04 - In a medium saucepan, bring quinoa and broth to a boil. Reduce heat, cover, and simmer for 15 minutes until liquid is absorbed. Remove from heat and fluff with a fork.
05 - Preheat a cast-iron skillet or grill pan over medium-high heat. Remove steak from marinade and shake off excess. Cook 4 to 5 minutes per side for medium-rare or to desired doneness.
06 - Transfer steak to a cutting board and rest for 5 minutes. Slice thinly against the grain.
07 - Whisk together lime juice, 3 tablespoons olive oil, honey, cilantro, salt, and pepper to create the lime cilantro dressing.
08 - Divide cooked quinoa and greens among four bowls. Top each with roasted butternut squash, sliced steak, avocado slices, red onion, and toasted pumpkin seeds.
09 - Drizzle each bowl with lime cilantro dressing and serve immediately.

# Expert Advice:

01 -
  • Every ingredient plays a role, from the nutty quinoa to the creamy avocado that cools the smoky steak.

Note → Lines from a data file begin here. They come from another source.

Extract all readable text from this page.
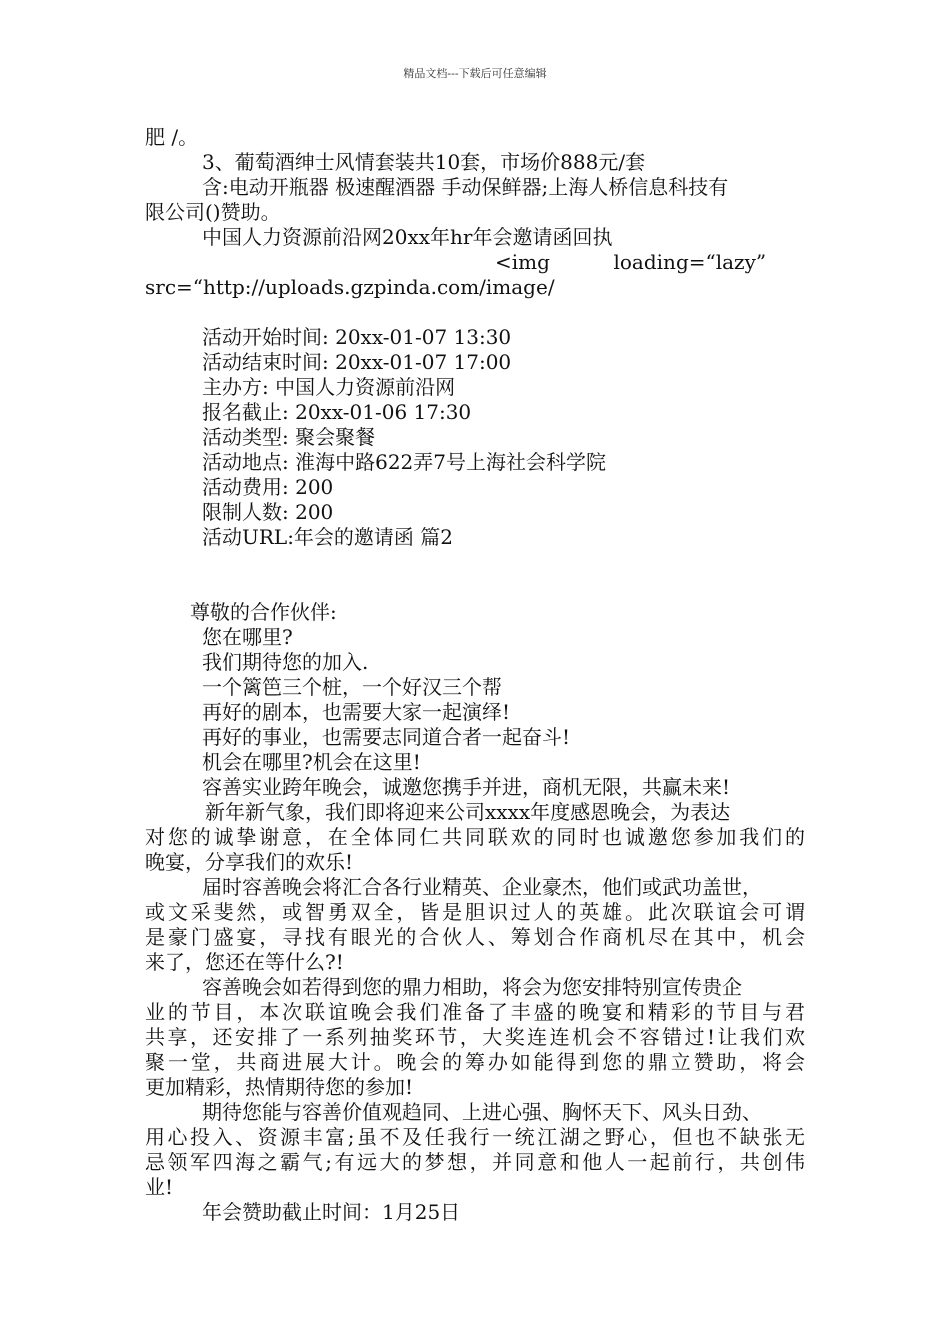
精品文档---下载后可任意编辑
肥 /。
3、葡萄酒绅士风情套装共10套，市场价888元/套
含:电动开瓶器 极速醒酒器 手动保鲜器;上海人桥信息科技有
限公司()赞助。
中国人力资源前沿网20xx年hr年会邀请函回执
<img          loading=“lazy”
src=“http://uploads.gzpinda.com/image/
活动开始时间: 20xx-01-07 13:30
活动结束时间: 20xx-01-07 17:00
主办方: 中国人力资源前沿网
报名截止: 20xx-01-06 17:30
活动类型: 聚会聚餐
活动地点: 淮海中路622弄7号上海社会科学院
活动费用: 200
限制人数: 200
活动URL:年会的邀请函 篇2
尊敬的合作伙伴:
您在哪里?
我们期待您的加入.
一个篱笆三个桩，一个好汉三个帮
再好的剧本，也需要大家一起演绎!
再好的事业，也需要志同道合者一起奋斗!
机会在哪里?机会在这里!
容善实业跨年晚会，诚邀您携手并进，商机无限，共赢未来!
新年新气象，我们即将迎来公司xxxx年度感恩晚会，为表达
对您的诚挚谢意，在全体同仁共同联欢的同时也诚邀您参加我们的
晚宴，分享我们的欢乐!
届时容善晚会将汇合各行业精英、企业豪杰，他们或武功盖世，
或文采斐然，或智勇双全，皆是胆识过人的英雄。此次联谊会可谓
是豪门盛宴，寻找有眼光的合伙人、筹划合作商机尽在其中，机会
来了，您还在等什么?!
容善晚会如若得到您的鼎力相助，将会为您安排特别宣传贵企
业的节目，本次联谊晚会我们准备了丰盛的晚宴和精彩的节目与君
共享，还安排了一系列抽奖环节，大奖连连机会不容错过!让我们欢
聚一堂，共商进展大计。晚会的筹办如能得到您的鼎立赞助，将会
更加精彩，热情期待您的参加!
期待您能与容善价值观趋同、上进心强、胸怀天下、风头日劲、
用心投入、资源丰富;虽不及任我行一统江湖之野心，但也不缺张无
忌领军四海之霸气;有远大的梦想，并同意和他人一起前行，共创伟
业!
年会赞助截止时间：1月25日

  • The roasted butternut squash turns golden and sweet, adding a comfort-food element to a bright, fresh bowl.
  • You can prep components ahead and assemble bowls in minutes when hunger strikes.
  • It feels fancy enough for guests but easy enough to make on a weeknight.
02 -
  • Resting the steak is not optional, it allows the juices to redistribute so every slice stays tender and flavorful.

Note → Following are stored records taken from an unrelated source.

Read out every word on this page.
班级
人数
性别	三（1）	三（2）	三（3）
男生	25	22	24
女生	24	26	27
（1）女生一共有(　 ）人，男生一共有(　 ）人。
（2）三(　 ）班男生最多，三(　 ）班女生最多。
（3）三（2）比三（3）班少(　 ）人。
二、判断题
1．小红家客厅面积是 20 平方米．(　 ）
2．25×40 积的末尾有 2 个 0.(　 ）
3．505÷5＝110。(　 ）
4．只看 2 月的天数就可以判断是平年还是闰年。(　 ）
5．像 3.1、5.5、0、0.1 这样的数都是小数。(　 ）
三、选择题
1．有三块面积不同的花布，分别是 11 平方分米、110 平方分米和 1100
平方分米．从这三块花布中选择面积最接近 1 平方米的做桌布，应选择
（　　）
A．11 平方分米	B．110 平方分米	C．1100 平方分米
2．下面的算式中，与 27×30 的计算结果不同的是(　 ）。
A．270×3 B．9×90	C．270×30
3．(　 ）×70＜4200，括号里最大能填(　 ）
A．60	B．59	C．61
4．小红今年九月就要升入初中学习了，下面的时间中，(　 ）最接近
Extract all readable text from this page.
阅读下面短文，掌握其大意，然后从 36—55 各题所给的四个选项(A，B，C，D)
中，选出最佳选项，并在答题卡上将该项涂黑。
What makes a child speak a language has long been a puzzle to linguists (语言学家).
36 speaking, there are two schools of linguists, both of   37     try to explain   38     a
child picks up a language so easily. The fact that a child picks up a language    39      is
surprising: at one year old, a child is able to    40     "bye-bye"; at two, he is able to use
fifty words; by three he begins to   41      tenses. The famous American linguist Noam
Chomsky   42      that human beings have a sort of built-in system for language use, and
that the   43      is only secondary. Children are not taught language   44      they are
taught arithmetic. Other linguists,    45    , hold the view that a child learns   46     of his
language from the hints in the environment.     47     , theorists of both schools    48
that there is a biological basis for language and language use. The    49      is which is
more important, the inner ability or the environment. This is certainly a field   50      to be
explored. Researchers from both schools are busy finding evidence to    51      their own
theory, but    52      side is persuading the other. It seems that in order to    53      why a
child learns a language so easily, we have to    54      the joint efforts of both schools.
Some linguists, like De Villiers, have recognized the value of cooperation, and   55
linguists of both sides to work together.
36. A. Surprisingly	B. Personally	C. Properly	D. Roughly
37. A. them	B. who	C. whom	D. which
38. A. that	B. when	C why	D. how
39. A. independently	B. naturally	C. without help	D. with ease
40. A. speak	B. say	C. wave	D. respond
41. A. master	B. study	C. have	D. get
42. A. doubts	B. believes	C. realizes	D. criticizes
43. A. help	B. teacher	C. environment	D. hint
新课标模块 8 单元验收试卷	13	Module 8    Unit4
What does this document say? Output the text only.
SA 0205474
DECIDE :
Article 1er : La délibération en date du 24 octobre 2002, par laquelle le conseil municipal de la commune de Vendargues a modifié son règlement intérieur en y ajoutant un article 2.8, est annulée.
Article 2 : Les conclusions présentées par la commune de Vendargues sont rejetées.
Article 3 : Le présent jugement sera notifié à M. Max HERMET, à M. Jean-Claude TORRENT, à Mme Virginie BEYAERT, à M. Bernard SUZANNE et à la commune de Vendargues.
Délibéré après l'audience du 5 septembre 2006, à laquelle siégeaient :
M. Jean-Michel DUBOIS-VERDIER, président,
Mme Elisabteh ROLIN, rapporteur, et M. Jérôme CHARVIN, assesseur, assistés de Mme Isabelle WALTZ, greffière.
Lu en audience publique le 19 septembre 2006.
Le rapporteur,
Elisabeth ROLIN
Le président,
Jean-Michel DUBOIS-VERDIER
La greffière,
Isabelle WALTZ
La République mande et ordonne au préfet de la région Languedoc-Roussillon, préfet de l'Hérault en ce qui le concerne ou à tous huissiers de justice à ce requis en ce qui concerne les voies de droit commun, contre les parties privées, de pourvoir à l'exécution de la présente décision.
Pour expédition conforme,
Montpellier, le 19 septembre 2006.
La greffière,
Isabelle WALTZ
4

  • Slicing against the grain is crucial for flank steak, cutting with the grain makes it chewy and tough.
  • Dont skip stirring the squash halfway through roasting, the pieces on the edges can burn while the center stays pale.
  • If your lime dressing tastes too sharp, add a bit more honey or a pinch of salt to round it out.
03 -
  • Marinate the steak for up to two hours in the fridge if you have time, the flavors penetrate deeper and the result is even more delicious.
  • Toast your pumpkin seeds in a dry skillet over medium heat until they start to pop, it takes only a few minutes and amplifies their nutty flavor.
  • Use a meat thermometer to check the steak, pull it off the heat at 130°F for medium-rare and it will coast up to 135°F while resting.
  • If your butternut squash is hard to peel, microwave it whole for 2 minutes to soften the skin before cutting.